We have a theoretical case that new algorithm is better than SM-2 but we don’t really know.
Most technology companies use AB testing to learn whether or not a new feature is progress or isn’t. Anki would gain in efficiency if new features would also get AB tested.
In Anki’s case, I would look at the metrics of total time spent per card and user retention to decide whether to adopt a new algorithm or even whether to change the default font size.
Wouldn’t that mean anki would have to have 2 separate versions, one being the default and the other one being for experiments?
I guess that would contribute to way more complexity and confusion for the average user.
We could already ask one group of users to use fsrs and the other group to use SM-2, then perform statistical analysis based on their results. There are problems though, including:
Finding enough willing participants could proof very difficult or even impossible.
The effectiveness of the algorithms is influenced by a varity of factors, including
a) button usage (e.g. how consistent people grade themself)

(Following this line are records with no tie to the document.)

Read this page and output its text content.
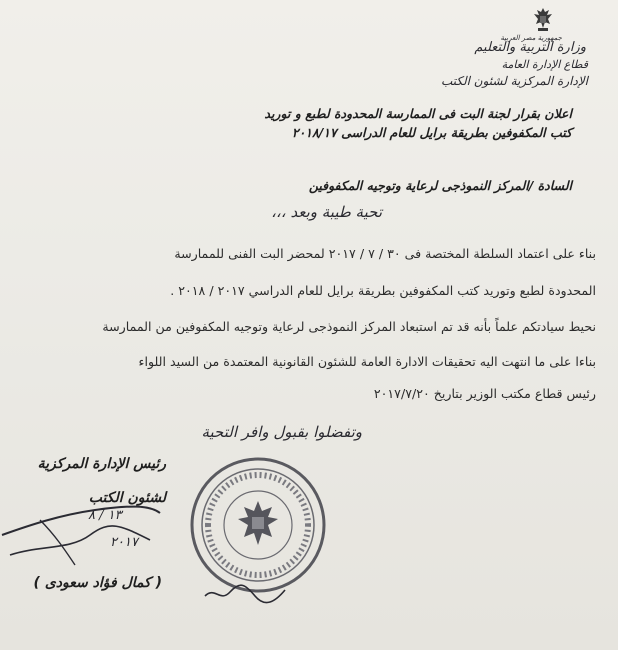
جمهورية مصر العربية
وزارة التربية والتعليم
قطاع الإدارة العامة
الإدارة المركزية لشئون الكتب
اعلان بقرار لجنة البت فى الممارسة المحدودة لطبع و توريد
كتب المكفوفين بطريقة برايل للعام الدراسى ٢٠١٨/١٧
السادة /المركز النموذجى لرعاية وتوجيه المكفوفين
تحية طيبة وبعد ،،،
بناء على اعتماد السلطة المختصة فى ٣٠ / ٧ / ٢٠١٧ لمحضر البت الفنى للممارسة
المحدودة لطبع وتوريد كتب المكفوفين بطريقة برايل للعام الدراسي ٢٠١٧ / ٢٠١٨ .
نحيط سيادتكم علماً بأنه قد تم استبعاد المركز النموذجى لرعاية وتوجيه المكفوفين من الممارسة
بناءا على ما انتهت اليه تحقيقات الادارة العامة للشئون القانونية المعتمدة من السيد اللواء
رئيس قطاع مكتب الوزير بتاريخ ٢٠١٧/٧/٢٠
وتفضلوا بقبول وافر التحية
رئيس الإدارة المركزية
لشئون الكتب
( كمال فؤاد سعودى )
١٣ / ٨
٢٠١٧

b) individual memory and cognitive performance (which depends on things like age, health & disorders, prior exposure to certain drugs, how well and how much you sleep (REM sleep in particular), genetics, stress ect. → you’d basically have to track a lot of things, which is only possible in larger scale scientific studies)
c) The topics that those users are learning.
d) card design (card template, stuff like the 20 rules…)
I don’t think that is reasonably achievable (though I’d personally very much welcome any empirical efforts in this regard).
I’m not sure that ‘intuitive’ sense and ‘theoretical’ case are entirely accurate appraisals, here. This topic has been pretty well hashed-out at this point.
The idea of AB testing has similarly been discussed.
There are some add-ons that can be used for research purposes so I think technically already I can develop an add-on for that (e.g. participants are randomly set up with FSRS or SM2 by add-on and auto send stats and data to the server from Anki for desktop).
So I think as Anon_0000 says the problem is finding participants. Medical school teachers might be able to do that. (e.g. collect data from medical students who use Anki and compare it to their exam scores.)